Il y a une bonne rejouabilité dans la boîte avec deux versions différentes de chaque carte citoyen pour chaque valeur de pip. Vous pouvez les mélanger et les combiner à votre guise et elles donneront au jeu une sensation un peu différente à chaque fois. Il existe plusieurs extensions (je ne les ai pas encore essayées) pour varier encore plus le jeu et ajouter de nouvelles options de jeu. J'ai très hâte de les essayer. Certaines cartes offrent une certaine interaction entre les joueurs avec la possibilité de voler des ressources, mais c'est mineur et ne concerne qu'un seul jeu de cartes. Si ce n'est pas votre tasse de thé, vous pouvez simplement ne pas jouer avec ce jeu. Chaque joueur possède également une carte Duc qui est, en substance, une façon différente de marquer des points à la fin de la partie en fonction de ce que vous avez collecté.

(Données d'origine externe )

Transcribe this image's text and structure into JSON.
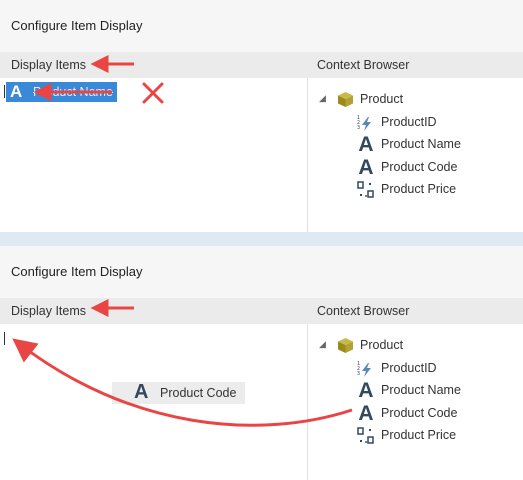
{
  "screens": [
    {
      "title": "Configure Item Display",
      "display_items_header": "Display Items",
      "context_browser_header": "Context Browser",
      "selected_item": {
        "label": "Product Name",
        "icon": "text-field-icon"
      },
      "tree": {
        "root_label": "Product",
        "root_icon": "cube-icon",
        "children": [
          {
            "label": "ProductID",
            "icon": "numeric-id-icon"
          },
          {
            "label": "Product Name",
            "icon": "text-field-icon"
          },
          {
            "label": "Product Code",
            "icon": "text-field-icon"
          },
          {
            "label": "Product Price",
            "icon": "decimal-field-icon"
          }
        ]
      }
    },
    {
      "title": "Configure Item Display",
      "display_items_header": "Display Items",
      "context_browser_header": "Context Browser",
      "drag_ghost": {
        "label": "Product Code",
        "icon": "text-field-icon"
      },
      "tree": {
        "root_label": "Product",
        "root_icon": "cube-icon",
        "children": [
          {
            "label": "ProductID",
            "icon": "numeric-id-icon"
          },
          {
            "label": "Product Name",
            "icon": "text-field-icon"
          },
          {
            "label": "Product Code",
            "icon": "text-field-icon"
          },
          {
            "label": "Product Price",
            "icon": "decimal-field-icon"
          }
        ]
      }
    }
  ],
  "colors": {
    "annotation_red": "#e94545",
    "selection_blue": "#3a88d8",
    "cube_olive": "#9a8a1e",
    "icon_dark": "#34495e"
  }
}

Il existe un mode solo qui fonctionne de manière très similaire au mode multijoueur, cependant, vous collectez un deuxième ensemble de ressources avec les dés que vous avez lancés au début du tour en utilisant l'action mineure. Cela simule en fait d'autres joueurs autour de la table et fonctionne bien. La valeur de vos dés supprime également des cartes de l'affichage pour les donner à votre adversaire IA. La seule chose que je dirais à propos de l'IA, c'est qu'il n'y a aucun mécanisme de suivi de ses performances avant la fin. La carte Duc donnée à l'IA reste face cachée, de sorte qu'elle peut marquer des points pour un type de carte spécifique à la fin du jeu, mais vous n'avez aucun moyen de le savoir. Par conséquent, il n'y a pas d'atténuation concernant les cartes que vous lui donnez pendant votre tour. C'est dommage car j'aurais aimé voir une façon d'implémenter cela sous un format différent. J'ai eu des parties où l'IA a à peine marqué de points car elle ne marquait que pour les domaines, dont elle n'a pas acquis beaucoup. Mais c'était dû à la chance des cartes et non à une stratégie que j'avais élaborée.
Globalement, Valéria : Royaumes de cartes est un succès pour moi. J'apprécie l'ensemble de règles simplifié et léger, mais le gameplay est captivant et agréable.